Le problème est posé, le rapport est campé.
Et le texte, pris lui même à mal, ficelé comme une machination de plus en plus diabolique va ouvrir une succession de béances tournant toujours autour de la même et vertigineuse question : Que s'est-il passé, je veux savoir ce qui s'est passé. À un moment de mon existence je veux comprendre ce que j'ai fait ou ce que l'on m'a fait faire. Le père et les fils, à l'unisson, traquent une vérité. Leur vérité.


L'original, la copie, quelle valeur donner à cela? Y a t-il déperdition, comment l'évaluer, la chiffrer même.
Dans l'empire du mensonge qui prolifère il faut coûte que coûte que père et fils trouvent un interstice de vérité, d'accord, où le premier puisse encore dire au second qu'il a été voulu, désiré, lui et pas un autre, lui avant tout autre.
Ce questionnement en roue libre – qu'est ce que ça me fait à moi, qu'est ce que je suis – le fond de ce puits sombre où père et fils essaient de se regarder, de se parler, m'interroge à mon tour de manière très aigüe.
Comment aborder sur le plateau ce séisme verbal à la fois si dense et si ténu? Que faire, que défaire, quel écueil éviter, comment débusquer les non-dits, le silence terrible de ce texte, sa violence, le viol qu'il opère, l'effroi qu'il génère? Avant tout trouver un compagnon de travail, un « metteur en jeu » qui veuille bien partir dans cette aventure. David est d'évidence celui-ci.
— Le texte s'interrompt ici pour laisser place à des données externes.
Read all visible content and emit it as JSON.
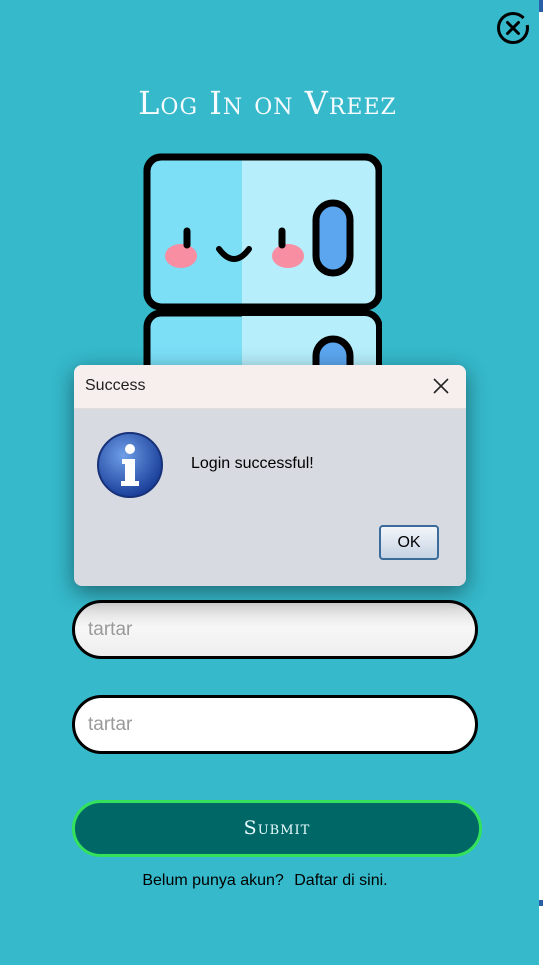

Ensuite, eh bien plonger.


Quelques phrases glanées au hasard de lectures qui placent le visage comme l'icône ineffaçable de l'identité, et de cette pièce :
« Le visage est en mouvement perpétuel » ORLAN.
« Il y a un risque mortel de perdre figure, de perdre toute visagéité » Paul VIRILIO.
« L'intérêt de la visagéité c'est d'être un langage, d'être une vie, d'être un récit, (…) le visage est une histoire, c'est un paysage » Gilles DELEUZE.


Des livres nous éclairent sur le sujet du clonage et de son questionnement :
« Clones avez-vous une âme » de Nicolas ROBIN (éd. L'harmattan).
« Cloner l'homme ce n'est pas uniquement faire la copie conforme d'une personne. Le clonage humain c'est aussi fabriquer des embryons, les modifier, les retoucher, les travailler dans le dessein de produire de L'homme de remplacement, en morceau, et de forcer la nature dans le sens de la performance et de l'idéal, selon les impératifs eugéniques des parents et de la société; progrès scientifique? Espoirs et applications thérapeutiques? Terrible oeuvre infernale où l'homme risque peut-être sa vie dans une entreprise de modification de lui-même et de ses frontières. Dans sa politique d'appropriation du vivant, en reléguant l'homme au rang de chose, en bouleversant avec sa technique sans limite le processus de l'évolution, l'homme en rupture grave avec ses principes moraux met l'humanité en péril ».


Dans « Totalement inhumaine » (éd. Les empêcheurs de tourner en rond), pamphlet puissant, le philosophe et chercheur en intelligence artificielle Jean Michel TRUONG met en perspective l'histoire de la vie et de l'intelligence sur notre planète avec pour ligne de fuite la mort de l'humanité. Avec « Reproduction interdite » (éd. Orban), il écrit un essai d'anticipation passionnant sur l'hypothèse d'une banalisation du clonage humain.